All last year, we poured over craigslist and the classifieds looking for a small country home to rent where we could start pursuing our very best ideas of happiness.
And Then Came The Spray
If I were a fatalist, I’d be saying, “I knew this would happen the minute I started trying to make plans for my future!” It seems a very cruel sort of irony that the moment the first chance in my adult life arrives for me to begin realizing a dream, a plan comes along which says:
1) You will suffer toxic assault
2) Organic farming will no longer be possible
If I had a greater idea of my own importance, I would be suspicious that the California Department of Food and Agriculture devised their aerial spray ‘program’ to try to wipe me out, personally. I am to prepare to slip back into utter debility? I am not to grow edible food?
But I know it isn’t personal. It isn’t about what this attack has done to my burgeoning dreams after a difficult life, or your dreams after whatever kinds of struggles you have known. It is completely impersonal, this attack, and is being instigated out of a brother’s private greed and misunderstanding of the value of life. These brothers don’t even see us in their pursuit of wealth and professional advancement. They are that blind.
And this is why VeganReader.com completely shifted purposes. As I stood amongst the imminent wreckage of my own life, I looked around and saw that all of you were suffering. Nothing has hurt me more in this than to see each one of you ignored, devalued, checked off a list as worthless.

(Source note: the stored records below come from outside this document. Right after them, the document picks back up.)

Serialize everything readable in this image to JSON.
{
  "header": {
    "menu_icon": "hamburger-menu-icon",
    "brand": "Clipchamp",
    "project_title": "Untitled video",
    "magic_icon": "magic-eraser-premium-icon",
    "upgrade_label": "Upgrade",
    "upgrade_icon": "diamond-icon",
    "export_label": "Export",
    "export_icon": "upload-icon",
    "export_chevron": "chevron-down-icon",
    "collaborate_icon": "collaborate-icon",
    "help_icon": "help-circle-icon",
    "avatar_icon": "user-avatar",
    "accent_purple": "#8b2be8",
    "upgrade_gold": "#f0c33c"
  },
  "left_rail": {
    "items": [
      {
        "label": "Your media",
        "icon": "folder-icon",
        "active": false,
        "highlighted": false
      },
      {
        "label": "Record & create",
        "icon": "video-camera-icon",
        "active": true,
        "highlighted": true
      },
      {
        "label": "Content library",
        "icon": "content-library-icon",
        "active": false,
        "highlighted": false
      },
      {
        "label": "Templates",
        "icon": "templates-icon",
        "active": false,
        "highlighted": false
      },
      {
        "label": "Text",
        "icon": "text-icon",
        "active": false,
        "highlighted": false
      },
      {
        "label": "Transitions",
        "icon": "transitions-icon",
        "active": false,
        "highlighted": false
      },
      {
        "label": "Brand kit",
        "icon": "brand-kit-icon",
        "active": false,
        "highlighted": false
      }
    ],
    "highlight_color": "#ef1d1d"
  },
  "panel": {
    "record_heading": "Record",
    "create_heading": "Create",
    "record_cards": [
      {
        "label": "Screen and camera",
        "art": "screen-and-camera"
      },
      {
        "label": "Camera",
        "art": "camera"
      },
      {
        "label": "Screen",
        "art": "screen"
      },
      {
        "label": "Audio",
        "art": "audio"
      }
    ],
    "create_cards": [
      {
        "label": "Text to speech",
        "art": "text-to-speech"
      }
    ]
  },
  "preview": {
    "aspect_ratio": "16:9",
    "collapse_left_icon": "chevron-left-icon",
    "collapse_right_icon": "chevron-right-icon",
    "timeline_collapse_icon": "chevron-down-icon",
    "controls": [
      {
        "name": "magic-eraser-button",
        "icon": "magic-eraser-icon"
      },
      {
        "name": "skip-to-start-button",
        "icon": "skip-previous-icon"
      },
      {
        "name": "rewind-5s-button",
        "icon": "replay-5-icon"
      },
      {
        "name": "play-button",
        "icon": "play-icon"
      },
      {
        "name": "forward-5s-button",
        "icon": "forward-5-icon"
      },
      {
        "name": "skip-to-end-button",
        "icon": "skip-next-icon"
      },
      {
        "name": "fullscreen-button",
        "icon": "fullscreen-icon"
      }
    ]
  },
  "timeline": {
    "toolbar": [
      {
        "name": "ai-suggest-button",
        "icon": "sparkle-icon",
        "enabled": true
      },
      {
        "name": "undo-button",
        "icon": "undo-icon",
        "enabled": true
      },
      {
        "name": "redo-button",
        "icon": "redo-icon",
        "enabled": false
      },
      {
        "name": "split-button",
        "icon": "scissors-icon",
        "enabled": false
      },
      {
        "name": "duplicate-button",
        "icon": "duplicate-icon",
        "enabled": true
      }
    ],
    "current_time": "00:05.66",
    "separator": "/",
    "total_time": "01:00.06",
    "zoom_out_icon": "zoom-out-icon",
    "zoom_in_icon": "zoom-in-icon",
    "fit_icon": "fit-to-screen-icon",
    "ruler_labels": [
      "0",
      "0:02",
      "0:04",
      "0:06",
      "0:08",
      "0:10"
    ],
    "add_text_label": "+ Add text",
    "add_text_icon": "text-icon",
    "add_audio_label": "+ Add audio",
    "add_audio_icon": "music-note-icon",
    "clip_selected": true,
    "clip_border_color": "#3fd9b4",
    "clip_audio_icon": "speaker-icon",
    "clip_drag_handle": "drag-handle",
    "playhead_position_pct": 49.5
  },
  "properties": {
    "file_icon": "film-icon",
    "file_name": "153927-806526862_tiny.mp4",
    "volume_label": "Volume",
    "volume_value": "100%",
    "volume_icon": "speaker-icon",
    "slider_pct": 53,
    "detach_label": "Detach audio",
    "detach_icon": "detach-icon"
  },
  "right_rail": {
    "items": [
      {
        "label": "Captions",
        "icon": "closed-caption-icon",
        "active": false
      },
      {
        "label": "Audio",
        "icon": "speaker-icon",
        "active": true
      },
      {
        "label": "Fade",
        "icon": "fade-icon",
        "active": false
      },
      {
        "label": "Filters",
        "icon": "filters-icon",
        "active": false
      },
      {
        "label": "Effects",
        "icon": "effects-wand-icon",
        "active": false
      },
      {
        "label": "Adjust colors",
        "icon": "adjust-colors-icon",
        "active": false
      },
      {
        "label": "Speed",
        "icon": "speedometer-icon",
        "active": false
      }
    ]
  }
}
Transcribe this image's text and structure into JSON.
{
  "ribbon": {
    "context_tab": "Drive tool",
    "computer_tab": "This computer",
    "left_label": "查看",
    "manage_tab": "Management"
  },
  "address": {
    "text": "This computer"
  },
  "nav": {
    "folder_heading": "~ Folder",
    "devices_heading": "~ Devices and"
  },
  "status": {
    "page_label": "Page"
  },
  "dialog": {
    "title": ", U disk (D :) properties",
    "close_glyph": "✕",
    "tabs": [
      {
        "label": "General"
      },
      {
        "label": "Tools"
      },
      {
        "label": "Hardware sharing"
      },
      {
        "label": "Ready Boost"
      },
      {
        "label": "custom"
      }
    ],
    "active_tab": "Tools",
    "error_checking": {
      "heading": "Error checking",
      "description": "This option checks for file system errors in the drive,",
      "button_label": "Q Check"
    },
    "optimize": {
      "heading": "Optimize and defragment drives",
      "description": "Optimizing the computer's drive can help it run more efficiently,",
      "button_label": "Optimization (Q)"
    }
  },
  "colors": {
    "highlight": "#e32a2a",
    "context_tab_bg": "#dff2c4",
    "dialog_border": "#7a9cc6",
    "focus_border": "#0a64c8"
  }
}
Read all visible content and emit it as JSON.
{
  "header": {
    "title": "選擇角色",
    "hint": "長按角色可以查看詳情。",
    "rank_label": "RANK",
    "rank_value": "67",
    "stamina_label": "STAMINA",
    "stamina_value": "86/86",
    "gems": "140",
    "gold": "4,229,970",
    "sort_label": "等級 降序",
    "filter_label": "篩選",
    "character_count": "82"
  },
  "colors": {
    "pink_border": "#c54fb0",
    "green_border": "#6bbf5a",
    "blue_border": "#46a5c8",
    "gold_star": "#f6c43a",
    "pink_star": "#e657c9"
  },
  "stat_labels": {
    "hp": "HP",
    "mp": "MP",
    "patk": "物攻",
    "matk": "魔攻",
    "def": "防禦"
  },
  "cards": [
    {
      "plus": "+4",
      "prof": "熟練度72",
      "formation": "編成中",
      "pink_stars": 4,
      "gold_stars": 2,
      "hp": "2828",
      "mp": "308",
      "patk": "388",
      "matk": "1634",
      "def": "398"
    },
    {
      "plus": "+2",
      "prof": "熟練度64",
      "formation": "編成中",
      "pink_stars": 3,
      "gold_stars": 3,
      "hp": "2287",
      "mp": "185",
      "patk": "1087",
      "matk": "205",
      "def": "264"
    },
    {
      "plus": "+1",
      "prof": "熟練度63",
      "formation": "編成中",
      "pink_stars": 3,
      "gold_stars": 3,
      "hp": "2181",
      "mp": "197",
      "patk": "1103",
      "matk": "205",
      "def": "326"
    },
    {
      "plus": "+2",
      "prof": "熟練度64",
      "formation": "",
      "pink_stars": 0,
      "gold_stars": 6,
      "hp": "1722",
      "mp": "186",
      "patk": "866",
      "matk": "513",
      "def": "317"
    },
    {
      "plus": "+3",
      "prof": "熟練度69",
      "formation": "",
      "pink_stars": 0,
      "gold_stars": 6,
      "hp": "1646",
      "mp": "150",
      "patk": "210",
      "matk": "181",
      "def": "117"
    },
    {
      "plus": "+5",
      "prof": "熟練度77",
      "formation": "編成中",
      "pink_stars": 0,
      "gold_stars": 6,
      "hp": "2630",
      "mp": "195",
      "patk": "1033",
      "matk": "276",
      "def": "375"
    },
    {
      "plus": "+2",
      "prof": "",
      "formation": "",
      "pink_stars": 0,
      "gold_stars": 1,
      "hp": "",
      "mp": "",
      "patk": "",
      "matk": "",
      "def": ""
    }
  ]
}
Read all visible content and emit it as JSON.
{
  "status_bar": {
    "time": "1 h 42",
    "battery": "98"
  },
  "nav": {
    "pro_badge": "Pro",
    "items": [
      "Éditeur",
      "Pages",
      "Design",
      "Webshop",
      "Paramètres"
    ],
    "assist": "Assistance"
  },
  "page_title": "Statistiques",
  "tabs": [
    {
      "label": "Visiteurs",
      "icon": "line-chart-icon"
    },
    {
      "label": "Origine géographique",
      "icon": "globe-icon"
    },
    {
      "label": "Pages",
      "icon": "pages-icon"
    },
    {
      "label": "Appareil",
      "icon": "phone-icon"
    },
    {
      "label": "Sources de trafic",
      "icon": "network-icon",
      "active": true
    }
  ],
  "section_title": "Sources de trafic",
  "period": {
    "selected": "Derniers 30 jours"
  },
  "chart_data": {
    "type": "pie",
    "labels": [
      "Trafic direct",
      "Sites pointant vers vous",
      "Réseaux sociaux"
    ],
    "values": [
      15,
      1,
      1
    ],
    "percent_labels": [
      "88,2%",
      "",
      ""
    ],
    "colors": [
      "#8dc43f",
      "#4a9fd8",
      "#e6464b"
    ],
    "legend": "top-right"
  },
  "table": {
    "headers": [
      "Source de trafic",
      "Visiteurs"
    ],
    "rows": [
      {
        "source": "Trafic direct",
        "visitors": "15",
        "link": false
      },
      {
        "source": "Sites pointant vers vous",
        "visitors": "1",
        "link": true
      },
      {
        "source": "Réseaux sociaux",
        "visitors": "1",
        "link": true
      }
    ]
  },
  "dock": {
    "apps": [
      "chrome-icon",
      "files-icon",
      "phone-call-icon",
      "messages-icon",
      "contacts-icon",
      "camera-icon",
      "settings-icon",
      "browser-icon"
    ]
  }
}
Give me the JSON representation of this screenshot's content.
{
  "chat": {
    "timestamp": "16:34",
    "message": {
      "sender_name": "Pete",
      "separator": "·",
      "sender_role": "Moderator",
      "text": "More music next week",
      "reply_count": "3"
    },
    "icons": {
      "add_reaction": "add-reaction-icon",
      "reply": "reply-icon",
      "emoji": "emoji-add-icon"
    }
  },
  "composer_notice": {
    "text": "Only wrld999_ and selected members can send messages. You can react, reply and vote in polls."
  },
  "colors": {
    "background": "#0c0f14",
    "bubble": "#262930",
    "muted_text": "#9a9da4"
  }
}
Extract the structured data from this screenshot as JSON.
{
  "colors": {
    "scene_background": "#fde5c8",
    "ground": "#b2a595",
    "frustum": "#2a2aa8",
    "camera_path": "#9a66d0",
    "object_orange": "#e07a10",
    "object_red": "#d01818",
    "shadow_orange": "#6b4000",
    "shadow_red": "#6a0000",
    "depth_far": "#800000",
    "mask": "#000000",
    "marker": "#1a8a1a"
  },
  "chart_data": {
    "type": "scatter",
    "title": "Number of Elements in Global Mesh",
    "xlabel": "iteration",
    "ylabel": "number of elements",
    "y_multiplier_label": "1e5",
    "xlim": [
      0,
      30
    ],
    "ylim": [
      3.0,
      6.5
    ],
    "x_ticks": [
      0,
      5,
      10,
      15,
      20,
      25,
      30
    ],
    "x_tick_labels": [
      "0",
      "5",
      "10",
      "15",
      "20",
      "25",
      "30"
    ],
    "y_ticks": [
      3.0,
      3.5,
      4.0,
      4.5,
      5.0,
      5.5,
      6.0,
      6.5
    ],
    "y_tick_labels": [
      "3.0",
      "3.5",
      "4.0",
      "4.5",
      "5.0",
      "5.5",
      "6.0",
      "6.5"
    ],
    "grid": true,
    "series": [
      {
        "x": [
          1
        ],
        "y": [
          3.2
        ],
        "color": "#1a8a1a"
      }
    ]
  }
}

I know that, like me, each of you has been trying to live your life, but that all of your plans are being derailed by CDFA’s insistence that only its plan counts. 7 million of us are being told to step aside so that one misguided man can pursue his idea of happiness.
And, of course, that is against the law.
The United States constitution guarantees every one of us at least the pursuit, the chase, the endeavor. But how can I follow my star when pursuing health and organic sustainability is my goal in a land where poison coats every inch of my body and my environment? How can I be happy being poisoned? How can I have anything for myself and my family if some other person has determined to deprive me?
What I want to do with my life will not hurt anyone. In point of fact, it will help heal our wounded environment and take money away from the very people in agribusiness who are poisoning us. But now I have to face evil again – face the fact that someone thinks I belong to them for their use instead of my Creator’s. Face the fact that a man like A.G. Kawamura believes all of California and all of its people were created for his special use, to the exclusion of the rights of all others.
The world has seen this type of arrogance before, this audacity and ignorance. This is the mentality that made the Jews, the African Americans, the Native Americans, expendable in the name of progress and private fortune. Here is evil, again.
And what about my organic farm? What about my one chance to live my life here on planet Earth? As a person with a compromised immune system, I work very hard to make the most of my time here. But where is the point in being given this time in California when happiness is stolen away from my family, in utter violation of the law? Life, without the pursuit of happiness, has just become very bleak.